Originally posted by @Llewelyn A. :

@Jack B.

Hi Jack. You can read this article by @Matt Faircloth :

Single Family Home Investing: An In-Depth Look at the Pros & Cons

I have never invested in Single Family, only in Multi-Family with a one 2 family investment.

I find that the higher the number of units per building, the more it has to do with the NUMBERS rather than emotions.

For instance, SFRs which are usually sold as homes can change on a dime, as Matt pointed out, because of things that are related to the desire of a Home Owner looking for a home. Because SFRs are valued using Comps, this makes a lot of sense.

However, multi-family are valued using Cap Rates. So the dynamics are different. It's about the numbers. The higher the NOI, as long as the Market Cap Rate remains the same, the higher the value of the multi. That will not be true of a SFR.

Anyway, I believe there are some good articles out there including Matt's.

MFH are NOT valued solely based on cap rates. The future cap rate when you go to sell is determined by the comps of similar MFH nearby. The "NOI/Cap rate" valuation of MFH's is not entirely true, comps are still a factor to it....

Market cap rates don't stay the same, the go up and down as the value of the property expands based on comps just like SFH's do....

So the NOI is the only thing you control, the cap rate is not something you control, so in the end the value is still dependent largely on comps just like single family homes...

@Jack B.

I'm not sure we are or not are on the same page.

MFH prices are determined by Market Cap Rates which are determined by similar buildings in similar areas.

Of course Market Cap Rates don't stay the same, they are MARKET Cap Rates.

I'm not sure if I didn't explain myself correctly or if it's a misinterpretation.

BUT, to give an example, if a building was priced at $1 Million and has an NOI of $100k, the Cap Rate at Purchase is $100k/$1 Million = 10%.

In the Future, let's say there are 3 similar buildings, all with the same 10% Cap Rate, but your NOI is now $200k. You are using the formula to calculate FMV = NOI/Cap Rate or FMV = $200k/10% = $2 Million.

Let's say we are in the year 2020, 3 years in the future.

You want to sell your property. You analyze the nearest 3 similar buildings in your neighborhood. You determine that these similar buildings are at a 7% Cap Rate. Your NOI is at $200k.

You then use the formula FMV=NOI/Cap Rate = FMV = $200k / 7% = $2.86 Million.

So, now, in 2020, because similar Cap Rates are at 7% and your NOI increased to $200k, you can sell the MFH at $2.86 Million.

I never said anything about controlling the Cap Rate.

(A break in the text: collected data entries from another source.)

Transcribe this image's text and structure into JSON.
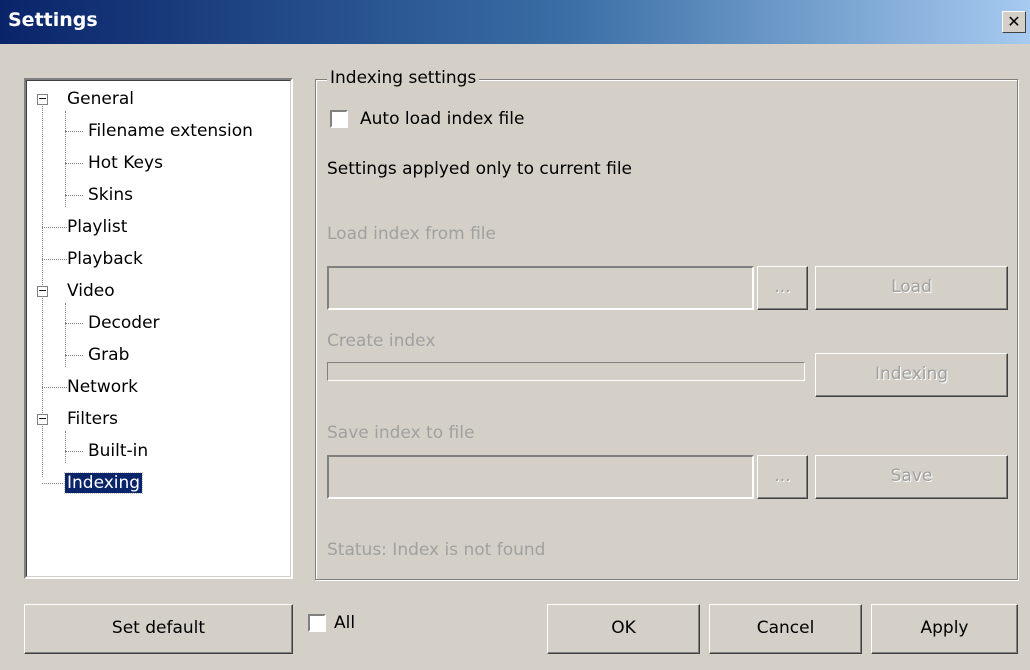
{
  "window": {
    "title": "Settings",
    "close_glyph": "✕"
  },
  "tree": {
    "items": [
      {
        "label": "General",
        "expanded": true
      },
      {
        "label": "Filename extension"
      },
      {
        "label": "Hot Keys"
      },
      {
        "label": "Skins"
      },
      {
        "label": "Playlist"
      },
      {
        "label": "Playback"
      },
      {
        "label": "Video",
        "expanded": true
      },
      {
        "label": "Decoder"
      },
      {
        "label": "Grab"
      },
      {
        "label": "Network"
      },
      {
        "label": "Filters",
        "expanded": true
      },
      {
        "label": "Built-in"
      },
      {
        "label": "Indexing",
        "selected": true
      }
    ]
  },
  "panel": {
    "group_title": "Indexing settings",
    "auto_load_label": "Auto load index file",
    "auto_load_checked": false,
    "note": "Settings applyed only to current file",
    "load_label": "Load index from file",
    "load_path_value": "",
    "browse1": "...",
    "load_button": "Load",
    "create_label": "Create index",
    "create_progress": 0,
    "indexing_button": "Indexing",
    "save_label": "Save index to file",
    "save_path_value": "",
    "browse2": "...",
    "save_button": "Save",
    "status": "Status: Index is not found"
  },
  "footer": {
    "set_default": "Set default",
    "all_label": "All",
    "all_checked": false,
    "ok": "OK",
    "cancel": "Cancel",
    "apply": "Apply"
  }
}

You buy at a particular Cap Rate, but the control of the Future Cap Rate is determined by the Market, which is why I said "Market Cap Rate." Of course if I said that a Cap Rate is a "Market Cap Rate" it is controlled not by me but by the Market in the future.

OK... I beat this all to death.

Even the NOI can be beyond your control. After all, you can't determine how quickly Property Taxes and Insurance can be raised.

Imagine what is going to happen to insurance once a Major Hurricane hits and does tons of damage to the State? Insurance can spike, causing your NOI to fall dramatically.